Results indicated that participants with both SAD and MDD used significantly more impression management and avoidance-based safety behaviors compared to controls. Those with SAD and MDD did not differ on use of impression management safety behaviors; however, those with SAD utilized more avoidance-based safety behaviors than those with MDD.

In differentiating context, those with SAD utilized more impression management safety behaviors during the social affiliation task, whereas those with MDD did not differ in use of impression management safety behaviors between social affiliation and social performance tasks. In the nonpatient controls group, greater impression management safety behaviors were seen during the social performance task.

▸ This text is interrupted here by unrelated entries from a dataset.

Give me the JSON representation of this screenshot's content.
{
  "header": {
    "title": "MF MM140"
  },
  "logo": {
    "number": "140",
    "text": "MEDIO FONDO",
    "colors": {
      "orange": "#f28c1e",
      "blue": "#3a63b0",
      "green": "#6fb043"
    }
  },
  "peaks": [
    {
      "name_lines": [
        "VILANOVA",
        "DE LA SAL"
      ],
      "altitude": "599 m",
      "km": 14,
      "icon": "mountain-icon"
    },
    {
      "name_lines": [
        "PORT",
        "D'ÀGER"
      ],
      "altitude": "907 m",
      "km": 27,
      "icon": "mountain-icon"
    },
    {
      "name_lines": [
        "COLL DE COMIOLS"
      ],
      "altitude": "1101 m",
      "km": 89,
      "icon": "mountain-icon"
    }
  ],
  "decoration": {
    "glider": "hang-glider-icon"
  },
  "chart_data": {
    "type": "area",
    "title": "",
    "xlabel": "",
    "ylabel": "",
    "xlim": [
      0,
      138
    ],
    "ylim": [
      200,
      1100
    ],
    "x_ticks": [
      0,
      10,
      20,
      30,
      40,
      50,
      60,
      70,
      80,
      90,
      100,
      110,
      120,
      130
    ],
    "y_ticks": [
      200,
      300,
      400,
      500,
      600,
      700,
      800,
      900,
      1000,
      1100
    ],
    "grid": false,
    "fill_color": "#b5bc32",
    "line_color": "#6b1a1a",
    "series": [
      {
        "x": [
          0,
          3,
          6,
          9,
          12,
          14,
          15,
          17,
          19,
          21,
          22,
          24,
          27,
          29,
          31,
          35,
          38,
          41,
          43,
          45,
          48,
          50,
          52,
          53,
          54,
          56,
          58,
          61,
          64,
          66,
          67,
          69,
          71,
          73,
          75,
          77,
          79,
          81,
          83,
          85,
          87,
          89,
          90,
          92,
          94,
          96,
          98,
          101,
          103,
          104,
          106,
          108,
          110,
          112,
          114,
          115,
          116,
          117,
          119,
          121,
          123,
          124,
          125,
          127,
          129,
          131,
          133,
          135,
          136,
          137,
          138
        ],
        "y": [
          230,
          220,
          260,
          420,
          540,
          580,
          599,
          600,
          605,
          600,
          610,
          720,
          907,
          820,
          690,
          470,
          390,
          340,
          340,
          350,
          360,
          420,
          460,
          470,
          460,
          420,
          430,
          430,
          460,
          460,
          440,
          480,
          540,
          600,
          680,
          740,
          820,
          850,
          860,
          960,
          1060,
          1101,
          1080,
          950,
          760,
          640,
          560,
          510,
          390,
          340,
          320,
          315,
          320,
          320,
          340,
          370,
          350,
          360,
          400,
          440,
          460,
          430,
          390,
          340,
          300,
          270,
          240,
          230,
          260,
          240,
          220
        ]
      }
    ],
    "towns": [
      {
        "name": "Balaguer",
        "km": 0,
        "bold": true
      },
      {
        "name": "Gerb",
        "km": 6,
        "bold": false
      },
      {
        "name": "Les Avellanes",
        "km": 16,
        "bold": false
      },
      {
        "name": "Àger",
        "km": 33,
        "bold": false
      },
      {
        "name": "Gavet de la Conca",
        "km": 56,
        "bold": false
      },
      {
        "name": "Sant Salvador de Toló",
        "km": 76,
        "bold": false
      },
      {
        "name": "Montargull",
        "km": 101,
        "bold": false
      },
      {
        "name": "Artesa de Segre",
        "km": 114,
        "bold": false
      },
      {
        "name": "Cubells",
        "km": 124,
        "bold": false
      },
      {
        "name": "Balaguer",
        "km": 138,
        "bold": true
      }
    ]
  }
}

Finally, results indicated that the greater one engaged in avoidance-based safety behaviors the more likely they were to experience negative affective states and state anxiety, and a reduction in positive affective states. For those that engaged in high impression management safety behaviors, there was a greater likelihood of increased negative affective states. Results were similar across social interaction and performance-based tasks with the one caveat of impression-management safety behaviors during performance-based tasks. The latter findings indicate that greater use of impression management safety behaviors was associated with less observer-rated anxious behaviors and more observer-rated approach behaviors, as well as more positive affect.

Findings from this study support assessment of safety behaviors across diagnostic presentations (not just SAD), as well as how co-occurring diagnoses may influence targets of treatment. Additionally, given the findings on impression management strategies during performance-based tasks, there are clinical implications of how and when safety behaviors should be addressed during the course of treatment.

For Clinicians:
What have your experiences been in differentiating safety behavior subtype across diagnostic profiles?
Do you tailor your treatment based on diagnostic profile and safety behavior subtype, and if so, how?

Rassaby, Madeline; Smith, Taylor; and Taylor, Charles T. Examining Safety Behavior Subtypes across Distinct Social Contexts in Social Anxiety Disorder and Major Depression. Behavior Therapy, vol. 54, issue 3, pp. 572-583, May 2023.